The hustle and bustle of modern life and the rush to meet the deadlines of business and commerce have led people to either forget the history of the place or just ignore it. What is more appalling is that our City fathers seems mot to care about the romantic past of Whitefield.
One of the first relics of the past to have quietly disappeared is a rock near the erstwhile Waverley Inn in Whitefield. The rock had an inscription with the initials WSC engraved in a heart and the Cupid's arrow passing through it.
WSC stood for Winston Churchill and the British soldier was at Whitefield several decades ago to woo Ms. Rose Hamilton, the daughter of the Innkeeper John Hamilton.
The Waverley Inn has shut down but the building still exists. Built on 40,000 square feet of land, it has six bedrooms, four bathrooms, a kitchen and a balcony.
The Inn offered boarding and lodging facilities and if you were coming from Bangalore to Whitefield by rail, you had to intimate the Inn keeper so that he could send a horse drawn carriage to transport you.  
Several old timers of the area, including Anglo-Indians, claim to have seen the rock and the initials of WSG. Today, all we can surmise is that the rock was a victim of urbanisation and it paid the price for the high real estate prices that Whitefield even today commands.
Situated between Kadugodi, Marathahalli and K.R. Puram, the locality still boats of some other vestiges of the  past like the Century-old Neo Gothic Protestant Memorial Church and several cottages with wooden trellis that lend a old world charm. Many of the se cottages are adorned with rosewood furniture and imported crockery and they can tell us the history of this 135-year-old Anglo-Indian settlement.
Apart from the Inn, another building-the Whitefield Club was well-known for its ballroom dances to which initially only the British and the Anglo-Indians were allowed.
Each house in Whitefield had a garden se in a one acre compound. All houses were single and there were no two-storied houses. Whitefield had vineyards, paddy fields and chicken farms and thus it was almost totally self-dependent.
The history of Whitefield is as interesting as it is fascinating. It was the 1882 and the then Maharaja of Mysore granted 3,900 acres to the Eurasian and Anglo-Indian Association to start an agricultural settlement near Bangalore.

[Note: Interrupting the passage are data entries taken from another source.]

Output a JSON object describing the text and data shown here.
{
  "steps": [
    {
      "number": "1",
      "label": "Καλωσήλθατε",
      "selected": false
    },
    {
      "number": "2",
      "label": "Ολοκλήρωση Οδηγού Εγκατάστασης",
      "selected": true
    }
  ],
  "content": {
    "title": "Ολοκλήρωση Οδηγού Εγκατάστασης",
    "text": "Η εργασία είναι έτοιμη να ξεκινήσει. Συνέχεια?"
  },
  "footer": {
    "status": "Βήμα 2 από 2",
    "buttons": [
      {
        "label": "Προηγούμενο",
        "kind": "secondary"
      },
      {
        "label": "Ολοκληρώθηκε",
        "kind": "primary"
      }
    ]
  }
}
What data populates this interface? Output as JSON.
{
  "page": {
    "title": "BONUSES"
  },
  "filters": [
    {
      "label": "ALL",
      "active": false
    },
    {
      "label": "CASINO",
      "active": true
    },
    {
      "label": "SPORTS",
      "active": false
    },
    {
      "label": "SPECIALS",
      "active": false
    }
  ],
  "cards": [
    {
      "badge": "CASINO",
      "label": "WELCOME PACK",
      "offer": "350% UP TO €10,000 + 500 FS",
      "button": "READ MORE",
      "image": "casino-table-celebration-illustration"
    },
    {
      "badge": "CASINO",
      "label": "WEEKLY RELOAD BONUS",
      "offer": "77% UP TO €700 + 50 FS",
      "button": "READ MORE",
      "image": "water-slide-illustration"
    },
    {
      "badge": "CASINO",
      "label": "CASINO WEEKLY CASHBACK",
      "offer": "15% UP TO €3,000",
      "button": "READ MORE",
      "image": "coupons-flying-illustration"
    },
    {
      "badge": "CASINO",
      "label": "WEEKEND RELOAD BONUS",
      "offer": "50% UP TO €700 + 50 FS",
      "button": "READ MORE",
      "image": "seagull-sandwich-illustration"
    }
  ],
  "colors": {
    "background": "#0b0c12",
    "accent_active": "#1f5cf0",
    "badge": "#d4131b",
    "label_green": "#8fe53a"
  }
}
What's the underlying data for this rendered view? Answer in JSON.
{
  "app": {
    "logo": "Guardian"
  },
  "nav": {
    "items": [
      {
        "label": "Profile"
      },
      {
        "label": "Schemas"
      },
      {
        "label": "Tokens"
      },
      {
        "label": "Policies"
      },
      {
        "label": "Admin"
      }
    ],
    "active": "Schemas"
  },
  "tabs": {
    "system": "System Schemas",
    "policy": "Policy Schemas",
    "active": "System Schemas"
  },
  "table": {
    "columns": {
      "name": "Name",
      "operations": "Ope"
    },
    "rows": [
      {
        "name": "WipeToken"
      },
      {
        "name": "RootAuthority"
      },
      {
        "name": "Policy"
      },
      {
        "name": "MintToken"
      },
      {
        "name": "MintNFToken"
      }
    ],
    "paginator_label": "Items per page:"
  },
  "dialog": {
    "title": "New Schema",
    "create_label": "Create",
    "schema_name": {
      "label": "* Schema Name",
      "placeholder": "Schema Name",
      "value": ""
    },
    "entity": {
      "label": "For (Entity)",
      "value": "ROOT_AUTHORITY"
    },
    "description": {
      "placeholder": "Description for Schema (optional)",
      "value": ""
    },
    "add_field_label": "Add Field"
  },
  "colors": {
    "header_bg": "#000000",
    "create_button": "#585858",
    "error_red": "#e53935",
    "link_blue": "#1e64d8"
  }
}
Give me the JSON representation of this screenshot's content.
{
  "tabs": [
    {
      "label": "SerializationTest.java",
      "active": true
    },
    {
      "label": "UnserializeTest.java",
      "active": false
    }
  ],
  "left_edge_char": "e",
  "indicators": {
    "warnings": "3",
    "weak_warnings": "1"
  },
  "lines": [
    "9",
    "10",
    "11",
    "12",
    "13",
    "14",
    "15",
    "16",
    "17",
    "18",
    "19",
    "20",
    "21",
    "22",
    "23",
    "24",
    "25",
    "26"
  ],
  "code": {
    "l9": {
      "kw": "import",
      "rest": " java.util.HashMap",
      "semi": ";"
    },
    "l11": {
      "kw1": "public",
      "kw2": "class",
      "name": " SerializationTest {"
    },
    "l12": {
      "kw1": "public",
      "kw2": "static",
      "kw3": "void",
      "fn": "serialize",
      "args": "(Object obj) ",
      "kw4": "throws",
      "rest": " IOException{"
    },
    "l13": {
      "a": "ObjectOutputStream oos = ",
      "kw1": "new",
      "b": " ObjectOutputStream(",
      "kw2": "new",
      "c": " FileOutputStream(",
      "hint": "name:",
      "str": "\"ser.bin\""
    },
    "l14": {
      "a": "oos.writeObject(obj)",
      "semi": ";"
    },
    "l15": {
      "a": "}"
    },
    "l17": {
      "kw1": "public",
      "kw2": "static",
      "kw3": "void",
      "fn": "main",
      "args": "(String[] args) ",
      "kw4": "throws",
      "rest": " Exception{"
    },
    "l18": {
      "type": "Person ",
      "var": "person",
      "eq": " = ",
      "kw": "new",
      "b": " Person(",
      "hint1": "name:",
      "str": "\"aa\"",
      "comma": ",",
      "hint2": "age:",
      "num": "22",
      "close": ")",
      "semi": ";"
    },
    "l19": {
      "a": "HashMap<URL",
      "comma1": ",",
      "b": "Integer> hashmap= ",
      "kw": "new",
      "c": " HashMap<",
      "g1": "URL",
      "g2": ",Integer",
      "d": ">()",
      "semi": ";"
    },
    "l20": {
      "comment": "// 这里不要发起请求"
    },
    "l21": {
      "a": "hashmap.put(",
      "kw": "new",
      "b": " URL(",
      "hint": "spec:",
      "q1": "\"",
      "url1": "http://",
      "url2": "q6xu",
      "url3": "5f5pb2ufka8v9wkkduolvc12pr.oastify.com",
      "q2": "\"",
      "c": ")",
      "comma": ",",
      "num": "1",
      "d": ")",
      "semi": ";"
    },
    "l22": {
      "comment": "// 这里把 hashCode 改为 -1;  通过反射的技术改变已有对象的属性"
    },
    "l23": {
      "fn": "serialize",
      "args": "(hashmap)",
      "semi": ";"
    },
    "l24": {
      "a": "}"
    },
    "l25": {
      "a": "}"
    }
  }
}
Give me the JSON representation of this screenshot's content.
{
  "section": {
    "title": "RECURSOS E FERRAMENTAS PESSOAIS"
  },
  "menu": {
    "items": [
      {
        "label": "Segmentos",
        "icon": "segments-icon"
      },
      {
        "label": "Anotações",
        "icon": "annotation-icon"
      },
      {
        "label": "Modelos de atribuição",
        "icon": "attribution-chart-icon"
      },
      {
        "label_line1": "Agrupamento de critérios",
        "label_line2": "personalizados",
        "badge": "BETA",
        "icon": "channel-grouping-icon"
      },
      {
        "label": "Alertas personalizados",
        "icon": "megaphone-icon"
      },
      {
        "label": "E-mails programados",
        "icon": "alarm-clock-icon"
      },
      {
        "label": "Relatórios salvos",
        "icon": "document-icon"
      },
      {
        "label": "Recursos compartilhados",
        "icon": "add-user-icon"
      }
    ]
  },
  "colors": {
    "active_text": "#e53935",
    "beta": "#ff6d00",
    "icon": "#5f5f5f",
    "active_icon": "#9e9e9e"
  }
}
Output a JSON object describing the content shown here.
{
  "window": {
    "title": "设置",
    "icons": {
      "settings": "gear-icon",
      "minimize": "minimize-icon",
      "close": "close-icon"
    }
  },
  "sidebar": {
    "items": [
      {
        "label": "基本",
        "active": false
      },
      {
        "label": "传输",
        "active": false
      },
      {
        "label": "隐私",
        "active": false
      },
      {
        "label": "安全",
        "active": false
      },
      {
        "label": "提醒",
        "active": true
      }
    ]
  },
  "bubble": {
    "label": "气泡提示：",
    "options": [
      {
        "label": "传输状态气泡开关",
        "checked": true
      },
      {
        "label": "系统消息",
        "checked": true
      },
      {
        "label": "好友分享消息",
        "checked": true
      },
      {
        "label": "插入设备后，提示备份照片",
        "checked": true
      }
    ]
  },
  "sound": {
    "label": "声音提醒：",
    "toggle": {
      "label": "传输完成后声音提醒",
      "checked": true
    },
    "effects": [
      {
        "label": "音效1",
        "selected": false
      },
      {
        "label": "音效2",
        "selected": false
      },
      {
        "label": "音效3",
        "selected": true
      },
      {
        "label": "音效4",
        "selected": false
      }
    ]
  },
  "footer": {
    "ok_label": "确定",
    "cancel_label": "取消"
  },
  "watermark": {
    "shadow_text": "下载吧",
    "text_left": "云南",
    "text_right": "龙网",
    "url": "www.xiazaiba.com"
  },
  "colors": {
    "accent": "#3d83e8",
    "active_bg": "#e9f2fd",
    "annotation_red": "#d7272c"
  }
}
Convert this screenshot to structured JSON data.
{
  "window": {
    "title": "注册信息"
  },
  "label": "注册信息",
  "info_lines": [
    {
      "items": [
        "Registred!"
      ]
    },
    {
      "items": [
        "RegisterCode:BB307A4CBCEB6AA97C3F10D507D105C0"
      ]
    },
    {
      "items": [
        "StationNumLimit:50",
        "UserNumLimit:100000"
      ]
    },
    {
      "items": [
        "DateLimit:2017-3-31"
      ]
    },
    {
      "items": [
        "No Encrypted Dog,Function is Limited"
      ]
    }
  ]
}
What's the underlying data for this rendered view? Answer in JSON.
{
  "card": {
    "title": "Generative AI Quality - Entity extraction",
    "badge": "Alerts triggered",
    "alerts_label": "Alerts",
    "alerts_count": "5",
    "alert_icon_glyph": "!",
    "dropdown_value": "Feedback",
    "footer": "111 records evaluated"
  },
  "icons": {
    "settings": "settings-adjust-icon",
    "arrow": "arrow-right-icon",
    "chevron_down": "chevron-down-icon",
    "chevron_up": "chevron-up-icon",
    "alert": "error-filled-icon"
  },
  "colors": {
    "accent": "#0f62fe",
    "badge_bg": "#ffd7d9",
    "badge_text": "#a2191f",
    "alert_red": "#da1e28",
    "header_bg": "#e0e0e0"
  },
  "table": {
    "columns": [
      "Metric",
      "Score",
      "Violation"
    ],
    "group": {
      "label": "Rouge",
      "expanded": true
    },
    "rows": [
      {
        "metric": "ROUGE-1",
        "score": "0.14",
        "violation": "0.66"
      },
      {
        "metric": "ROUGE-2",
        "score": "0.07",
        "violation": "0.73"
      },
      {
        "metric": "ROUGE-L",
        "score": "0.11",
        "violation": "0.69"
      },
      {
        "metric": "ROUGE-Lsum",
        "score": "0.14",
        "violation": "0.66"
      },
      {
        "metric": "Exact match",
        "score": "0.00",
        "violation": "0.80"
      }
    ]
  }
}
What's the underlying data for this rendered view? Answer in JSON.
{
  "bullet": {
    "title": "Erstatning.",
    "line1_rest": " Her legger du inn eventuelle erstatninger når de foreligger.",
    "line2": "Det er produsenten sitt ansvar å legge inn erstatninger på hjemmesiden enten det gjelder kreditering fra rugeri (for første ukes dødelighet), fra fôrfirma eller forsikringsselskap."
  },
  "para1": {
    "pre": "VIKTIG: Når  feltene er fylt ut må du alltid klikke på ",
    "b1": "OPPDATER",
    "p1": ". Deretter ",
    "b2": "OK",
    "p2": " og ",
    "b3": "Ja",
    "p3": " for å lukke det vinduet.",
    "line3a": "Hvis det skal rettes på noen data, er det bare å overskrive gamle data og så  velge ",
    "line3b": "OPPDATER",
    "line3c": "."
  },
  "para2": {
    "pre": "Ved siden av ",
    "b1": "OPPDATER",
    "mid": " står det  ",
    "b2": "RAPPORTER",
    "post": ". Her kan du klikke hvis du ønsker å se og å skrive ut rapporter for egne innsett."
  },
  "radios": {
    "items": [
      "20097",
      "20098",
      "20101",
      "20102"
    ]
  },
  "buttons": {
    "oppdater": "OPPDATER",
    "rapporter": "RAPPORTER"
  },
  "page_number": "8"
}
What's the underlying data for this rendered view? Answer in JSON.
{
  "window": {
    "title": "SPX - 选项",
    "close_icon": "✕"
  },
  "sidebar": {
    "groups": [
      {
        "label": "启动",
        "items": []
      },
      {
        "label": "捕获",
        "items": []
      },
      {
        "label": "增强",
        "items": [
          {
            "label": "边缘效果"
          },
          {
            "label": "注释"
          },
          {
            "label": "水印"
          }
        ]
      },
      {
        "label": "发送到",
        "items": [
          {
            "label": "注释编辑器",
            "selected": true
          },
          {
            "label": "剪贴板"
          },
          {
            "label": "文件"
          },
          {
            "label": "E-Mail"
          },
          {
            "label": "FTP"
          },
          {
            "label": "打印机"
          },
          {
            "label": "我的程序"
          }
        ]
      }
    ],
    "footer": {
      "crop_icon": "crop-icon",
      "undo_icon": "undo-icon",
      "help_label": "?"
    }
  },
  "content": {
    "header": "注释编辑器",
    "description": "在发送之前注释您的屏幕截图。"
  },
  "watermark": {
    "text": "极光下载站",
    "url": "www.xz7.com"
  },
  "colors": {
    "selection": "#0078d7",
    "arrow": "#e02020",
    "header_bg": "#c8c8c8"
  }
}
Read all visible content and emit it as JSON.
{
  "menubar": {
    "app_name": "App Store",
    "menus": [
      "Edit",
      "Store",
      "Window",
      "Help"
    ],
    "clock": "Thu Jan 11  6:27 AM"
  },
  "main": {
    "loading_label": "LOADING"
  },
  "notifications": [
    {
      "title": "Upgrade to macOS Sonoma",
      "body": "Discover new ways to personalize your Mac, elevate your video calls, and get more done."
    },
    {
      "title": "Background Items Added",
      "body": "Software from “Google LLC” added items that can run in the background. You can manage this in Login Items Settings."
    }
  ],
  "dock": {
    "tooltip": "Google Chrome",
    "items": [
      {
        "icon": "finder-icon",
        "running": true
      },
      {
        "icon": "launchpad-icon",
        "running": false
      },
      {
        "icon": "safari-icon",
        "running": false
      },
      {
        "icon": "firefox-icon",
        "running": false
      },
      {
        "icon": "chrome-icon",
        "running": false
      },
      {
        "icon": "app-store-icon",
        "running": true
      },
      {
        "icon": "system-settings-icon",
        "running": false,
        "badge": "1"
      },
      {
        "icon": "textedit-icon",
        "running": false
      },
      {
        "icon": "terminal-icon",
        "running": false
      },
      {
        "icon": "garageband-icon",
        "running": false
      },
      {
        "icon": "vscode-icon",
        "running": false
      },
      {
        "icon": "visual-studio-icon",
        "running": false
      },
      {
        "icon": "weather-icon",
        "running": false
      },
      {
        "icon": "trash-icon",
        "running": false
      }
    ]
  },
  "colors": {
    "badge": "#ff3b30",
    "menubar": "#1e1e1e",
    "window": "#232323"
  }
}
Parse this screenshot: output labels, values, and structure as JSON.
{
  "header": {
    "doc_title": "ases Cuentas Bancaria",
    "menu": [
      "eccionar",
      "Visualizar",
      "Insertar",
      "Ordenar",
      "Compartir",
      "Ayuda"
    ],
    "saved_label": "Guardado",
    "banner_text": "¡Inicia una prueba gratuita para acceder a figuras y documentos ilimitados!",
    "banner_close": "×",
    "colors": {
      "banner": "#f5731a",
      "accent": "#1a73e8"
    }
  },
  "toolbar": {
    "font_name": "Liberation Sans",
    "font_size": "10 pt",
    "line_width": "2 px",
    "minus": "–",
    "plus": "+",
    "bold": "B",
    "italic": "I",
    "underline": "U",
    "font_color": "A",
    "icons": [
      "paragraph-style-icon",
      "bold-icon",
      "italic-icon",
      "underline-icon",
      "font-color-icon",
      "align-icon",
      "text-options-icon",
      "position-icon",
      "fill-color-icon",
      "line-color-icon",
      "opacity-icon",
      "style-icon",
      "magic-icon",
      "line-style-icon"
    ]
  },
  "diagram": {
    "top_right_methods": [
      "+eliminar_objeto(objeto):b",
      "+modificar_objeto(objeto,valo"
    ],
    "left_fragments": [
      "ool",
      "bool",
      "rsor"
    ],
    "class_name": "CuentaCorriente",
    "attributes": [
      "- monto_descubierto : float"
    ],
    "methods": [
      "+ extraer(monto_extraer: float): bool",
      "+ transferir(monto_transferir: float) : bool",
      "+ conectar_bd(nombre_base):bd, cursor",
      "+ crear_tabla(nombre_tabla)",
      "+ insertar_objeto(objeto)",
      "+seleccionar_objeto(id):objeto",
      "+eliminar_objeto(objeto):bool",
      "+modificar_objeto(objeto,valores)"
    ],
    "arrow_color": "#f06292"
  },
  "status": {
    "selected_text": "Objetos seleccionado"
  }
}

David Emmanuel Starkenburgh White, the founder and first President of the Anglo Indian Association of Madras envisioned Whitefield as an agricultural, self –sustained community. It was he who urged the Mysore Maharaja for grant of land and this was done so on April 27, 1882.
The settlement then grew around what is called Inner and Outer Circles. These were called “genteel” territory and lanes from here lead to beautifully designed cottages and bungalows in what was a typical English countryside.
Today, mush of the old has either been ravaged or destroyed. The little that remains are neglected. As far as development goes, there seems to be no end to it and old bungalows, buildings and structures continue to be pulled down to make away for more concrete structures.